Parents and teachers alike have criticised school inspectors for their ‘sometimes baffling’ use of the English language after a new report on standards in education was handed in late and riddled with errors.
“The report makes no sense”, claimed Geraldine Myers, the Headmaster of St. Titchmarsh Comprehensive in Margate.
“They suggest that schools which are given the same ‘satisfactory’ rating year after year should be regraded as ‘Inconsistent’.”
“I’ve crossed the whole thing out with a big, red marker, and told them to look up ‘inconsistent’ in the dictionary.”
“They also claim that a ‘satisfactory’ rating is somehow unsatisfactory. If you ask me, they’ve not put much thought into this.”
Myers believes that the latest report was probably started on the back of the school bus and finished in the cloakroom, just before the bell went.
“A lot of this report has been padded out with pictures.”
“There’s a scribbled ‘failing’ school, where all the kids are wearing flat caps under their hoodies, next to a picture of a ‘good’ school, where the pupils have iPhones and tickets to X-Factor.”
“If you ask me, they’ve made most of it up and resorted to lazy stereotypes. But I’m not sure they could do better.”
Parents have complained that there are too many reports about school standards, and that they aren’t sure which ones to listen to.
“You really have to do your homework to find out if your local school is up to scratch”, said Mary Bradford, a member of the PTA at St. Titchmarsh.
“We want all future reports to be graded, so we can chuck the ones that aren’t doing very well on the scrapheap.”

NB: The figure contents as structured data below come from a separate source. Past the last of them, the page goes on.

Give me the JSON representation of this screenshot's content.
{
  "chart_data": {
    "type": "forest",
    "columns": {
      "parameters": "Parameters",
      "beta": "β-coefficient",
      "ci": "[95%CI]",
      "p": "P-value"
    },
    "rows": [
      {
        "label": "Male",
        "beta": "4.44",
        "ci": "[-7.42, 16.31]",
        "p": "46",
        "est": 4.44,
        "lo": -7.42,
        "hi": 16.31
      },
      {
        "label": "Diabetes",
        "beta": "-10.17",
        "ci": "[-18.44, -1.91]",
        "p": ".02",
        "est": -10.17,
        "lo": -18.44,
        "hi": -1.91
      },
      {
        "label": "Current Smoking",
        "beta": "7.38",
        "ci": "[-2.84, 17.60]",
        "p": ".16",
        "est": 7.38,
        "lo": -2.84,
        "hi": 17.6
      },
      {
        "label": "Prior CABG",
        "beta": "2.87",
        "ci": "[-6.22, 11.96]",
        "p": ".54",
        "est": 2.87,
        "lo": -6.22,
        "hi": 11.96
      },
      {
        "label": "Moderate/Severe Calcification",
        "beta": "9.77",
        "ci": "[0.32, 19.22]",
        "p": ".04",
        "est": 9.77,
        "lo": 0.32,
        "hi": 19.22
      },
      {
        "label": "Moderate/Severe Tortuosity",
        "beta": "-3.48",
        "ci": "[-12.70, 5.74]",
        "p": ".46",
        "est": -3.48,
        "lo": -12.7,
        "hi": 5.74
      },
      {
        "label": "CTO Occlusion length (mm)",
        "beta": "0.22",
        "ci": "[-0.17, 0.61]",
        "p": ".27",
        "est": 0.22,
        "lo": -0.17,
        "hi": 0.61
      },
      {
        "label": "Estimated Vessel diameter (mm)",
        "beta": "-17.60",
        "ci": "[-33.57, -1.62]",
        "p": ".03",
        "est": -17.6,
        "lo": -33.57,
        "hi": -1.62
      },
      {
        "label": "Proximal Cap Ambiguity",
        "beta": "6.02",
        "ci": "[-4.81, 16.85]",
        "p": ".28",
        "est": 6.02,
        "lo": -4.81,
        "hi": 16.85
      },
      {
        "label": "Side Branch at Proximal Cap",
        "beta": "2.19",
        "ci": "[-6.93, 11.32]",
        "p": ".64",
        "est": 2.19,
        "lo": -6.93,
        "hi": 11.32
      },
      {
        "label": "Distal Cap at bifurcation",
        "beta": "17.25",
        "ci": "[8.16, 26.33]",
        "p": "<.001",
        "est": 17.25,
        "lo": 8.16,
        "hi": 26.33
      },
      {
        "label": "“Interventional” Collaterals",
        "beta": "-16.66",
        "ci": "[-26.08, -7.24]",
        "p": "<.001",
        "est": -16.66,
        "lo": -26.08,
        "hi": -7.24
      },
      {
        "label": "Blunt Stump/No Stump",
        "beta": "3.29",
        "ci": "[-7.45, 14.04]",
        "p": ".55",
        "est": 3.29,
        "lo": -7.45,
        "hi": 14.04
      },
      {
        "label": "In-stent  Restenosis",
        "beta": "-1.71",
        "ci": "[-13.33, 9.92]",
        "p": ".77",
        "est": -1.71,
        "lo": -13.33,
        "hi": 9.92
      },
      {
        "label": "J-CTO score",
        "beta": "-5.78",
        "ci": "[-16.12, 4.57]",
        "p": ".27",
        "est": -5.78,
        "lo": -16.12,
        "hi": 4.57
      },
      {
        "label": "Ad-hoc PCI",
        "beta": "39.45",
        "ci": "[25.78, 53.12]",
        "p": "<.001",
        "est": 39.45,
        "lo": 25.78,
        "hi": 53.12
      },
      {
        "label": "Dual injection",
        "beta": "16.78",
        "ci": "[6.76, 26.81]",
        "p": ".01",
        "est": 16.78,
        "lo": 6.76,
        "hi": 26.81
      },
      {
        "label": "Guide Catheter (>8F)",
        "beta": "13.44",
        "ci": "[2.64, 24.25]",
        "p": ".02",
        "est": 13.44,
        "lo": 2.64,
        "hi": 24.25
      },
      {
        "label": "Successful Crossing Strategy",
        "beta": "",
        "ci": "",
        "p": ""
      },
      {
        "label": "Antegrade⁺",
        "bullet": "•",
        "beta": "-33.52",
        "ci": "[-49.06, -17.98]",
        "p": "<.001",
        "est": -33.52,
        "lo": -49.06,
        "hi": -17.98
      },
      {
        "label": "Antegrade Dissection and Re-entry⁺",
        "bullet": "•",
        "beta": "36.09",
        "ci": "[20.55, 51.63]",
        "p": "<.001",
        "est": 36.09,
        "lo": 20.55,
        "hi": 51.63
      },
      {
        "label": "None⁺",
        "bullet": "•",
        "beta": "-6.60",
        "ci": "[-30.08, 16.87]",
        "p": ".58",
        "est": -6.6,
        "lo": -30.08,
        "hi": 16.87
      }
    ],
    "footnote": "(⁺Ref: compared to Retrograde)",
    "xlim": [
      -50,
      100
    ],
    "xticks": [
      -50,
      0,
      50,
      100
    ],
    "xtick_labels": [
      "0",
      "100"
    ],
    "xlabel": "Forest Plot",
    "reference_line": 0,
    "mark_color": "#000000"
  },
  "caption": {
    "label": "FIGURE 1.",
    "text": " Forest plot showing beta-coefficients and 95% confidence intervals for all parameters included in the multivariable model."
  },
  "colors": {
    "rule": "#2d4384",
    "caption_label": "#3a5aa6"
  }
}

“But there’s no point in being mean, a lot of these report writers are doing their best. That’s why we’re recommending a scale of ‘Great’, ‘Really Great’ or ‘Fantastic’.”
Bradford stressed the importance of grading the quality of reports about a school’s performance.
“No matter how many pages there are in one of these publications, we want them to feel like they’ve done well. Even the thick ones.”
“We can give them all very similar scores so that no-one feels left out, but we’ll know that only the top grades count for anything. Thank God no-one’s thought of applying this model to GCSEs.”